About 33% of each kernel of corn accepted by corn ethanol producers is converted into ethanol by mass through fermentation. The output of fermentation contains ethanol, water, protein, fiber, corn oil, ash, hemicellulose and other carbohydrates. This mixture is distilled to boil off the ethanol, leaving the remainder of the mixture in the bottom of the distillation stage. The distillation bottoms, or whole stillage, is conventionally subjected to centrifugation and evaporation to remove water prior to final drying.
GreenShift’s extraction technologies intercept the flow of the whole stillage at various points downstream of the distillation equipment and before drying. It’s technologies condition the stillage, extract corn oil, and return the stillage flow back to the ethanol producer for drying and grain production. The extracted corn oil is then stored and shipped for use as a biofuel or a commercial feed product.

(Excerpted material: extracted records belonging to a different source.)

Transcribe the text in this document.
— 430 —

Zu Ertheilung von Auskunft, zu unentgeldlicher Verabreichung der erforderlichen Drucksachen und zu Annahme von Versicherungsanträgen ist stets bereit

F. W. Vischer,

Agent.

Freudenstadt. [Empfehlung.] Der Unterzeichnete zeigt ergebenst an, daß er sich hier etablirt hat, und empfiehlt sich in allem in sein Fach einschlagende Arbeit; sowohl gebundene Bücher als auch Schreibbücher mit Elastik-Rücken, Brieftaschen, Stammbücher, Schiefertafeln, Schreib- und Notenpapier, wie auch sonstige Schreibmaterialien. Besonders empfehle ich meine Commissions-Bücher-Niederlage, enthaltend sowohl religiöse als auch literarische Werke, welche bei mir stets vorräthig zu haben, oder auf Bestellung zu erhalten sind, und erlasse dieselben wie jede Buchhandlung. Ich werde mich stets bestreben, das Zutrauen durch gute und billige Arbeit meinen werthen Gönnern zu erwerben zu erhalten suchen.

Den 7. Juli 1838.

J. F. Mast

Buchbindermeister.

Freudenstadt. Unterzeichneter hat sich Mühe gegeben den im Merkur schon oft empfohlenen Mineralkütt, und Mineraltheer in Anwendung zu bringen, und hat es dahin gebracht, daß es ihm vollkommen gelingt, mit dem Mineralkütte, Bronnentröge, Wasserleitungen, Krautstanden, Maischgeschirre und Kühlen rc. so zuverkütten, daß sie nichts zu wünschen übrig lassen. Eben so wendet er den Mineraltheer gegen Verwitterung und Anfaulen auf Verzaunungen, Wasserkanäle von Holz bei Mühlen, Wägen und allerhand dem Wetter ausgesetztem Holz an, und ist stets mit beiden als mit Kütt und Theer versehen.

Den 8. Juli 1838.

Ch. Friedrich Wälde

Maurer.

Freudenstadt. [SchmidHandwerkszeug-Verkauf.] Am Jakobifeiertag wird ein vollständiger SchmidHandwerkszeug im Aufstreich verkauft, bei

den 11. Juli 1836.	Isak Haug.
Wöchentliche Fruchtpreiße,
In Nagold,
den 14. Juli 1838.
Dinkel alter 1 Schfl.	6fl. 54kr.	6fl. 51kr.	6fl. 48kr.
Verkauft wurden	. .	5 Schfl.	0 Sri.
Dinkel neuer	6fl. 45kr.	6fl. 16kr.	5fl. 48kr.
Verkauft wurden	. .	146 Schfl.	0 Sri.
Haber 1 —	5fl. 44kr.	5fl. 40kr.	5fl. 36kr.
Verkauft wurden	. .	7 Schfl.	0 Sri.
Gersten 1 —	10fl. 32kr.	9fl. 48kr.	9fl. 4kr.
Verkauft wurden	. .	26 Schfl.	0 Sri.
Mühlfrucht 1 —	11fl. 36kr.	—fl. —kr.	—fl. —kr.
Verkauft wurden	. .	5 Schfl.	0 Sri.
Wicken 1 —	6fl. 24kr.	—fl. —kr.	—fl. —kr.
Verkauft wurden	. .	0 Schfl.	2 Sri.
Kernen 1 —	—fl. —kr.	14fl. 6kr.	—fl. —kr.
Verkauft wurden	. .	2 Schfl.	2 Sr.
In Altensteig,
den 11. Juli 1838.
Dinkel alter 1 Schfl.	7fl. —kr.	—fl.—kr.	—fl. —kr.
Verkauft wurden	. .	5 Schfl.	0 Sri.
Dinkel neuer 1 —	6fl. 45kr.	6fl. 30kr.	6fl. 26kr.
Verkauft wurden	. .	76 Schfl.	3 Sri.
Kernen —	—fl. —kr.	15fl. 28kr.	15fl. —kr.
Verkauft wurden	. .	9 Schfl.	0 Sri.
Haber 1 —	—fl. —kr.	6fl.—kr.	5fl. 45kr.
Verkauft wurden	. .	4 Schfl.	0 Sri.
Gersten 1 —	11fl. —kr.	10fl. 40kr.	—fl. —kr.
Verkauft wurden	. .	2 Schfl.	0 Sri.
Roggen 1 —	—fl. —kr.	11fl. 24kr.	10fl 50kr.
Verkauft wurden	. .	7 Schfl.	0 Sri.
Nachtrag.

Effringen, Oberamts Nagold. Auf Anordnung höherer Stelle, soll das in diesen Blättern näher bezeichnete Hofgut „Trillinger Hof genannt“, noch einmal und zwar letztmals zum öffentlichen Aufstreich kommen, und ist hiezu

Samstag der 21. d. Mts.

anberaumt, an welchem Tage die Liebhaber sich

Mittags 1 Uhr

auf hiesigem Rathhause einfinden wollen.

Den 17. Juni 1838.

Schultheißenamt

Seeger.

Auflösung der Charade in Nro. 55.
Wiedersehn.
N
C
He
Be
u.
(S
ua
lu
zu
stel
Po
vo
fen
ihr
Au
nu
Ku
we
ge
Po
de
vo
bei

GreenShift designed its technologies to extract oil in a way that decreases the ethanol facility's utility costs. All interconnections are plug-and-play, and the extraction equipment is often skid-mounted and capable of rapid installation or demobilization.
GreenShift’s extraction facilities are fully automated and designed to integrate into the client's computer control systems. GreenShift does not maintain any employees at its extraction facilities. Instead, routine maintenance and ongoing operations are handled by participating ethanol clients, any of which coordinate with GreenShift’s technical support staff, to ensure optimal performance.
GreenShift’s extraction technologies are grouped by methods: Method I, generally extracts corn oil from the concentrated thin stillage stream, and Method II, generally uses thin stillage to wash corn oil from within the wet cake stream allowing Method I to recover the increased amounts of corn oil within.
The whole stillage output from the distillation stage of the ethanol process is routed to centrifugation to remove water and solubles otherwise referred to as thin stillage. The thin stillage contains water, protein, ash, fiber, non-fermented carbohydrates and corn oil. The water content of thin stillage is reduced by evaporation in a multiple effect evaporator to produce a concentrated thin stillage, or syrup, consisting of approximately 40 weight percent solids (including corn oil). The syrup is conventionally combined with the solids from centrifugation of the whole stillage (the wet grains), and dried to produce distillers dried grains with solubles (DDGS).
Method I can achieve yields upwards of 1.0 lb/bu with aide of emulsion breakers while Method II can increase those yields to 1.5 lb/bu in some cases.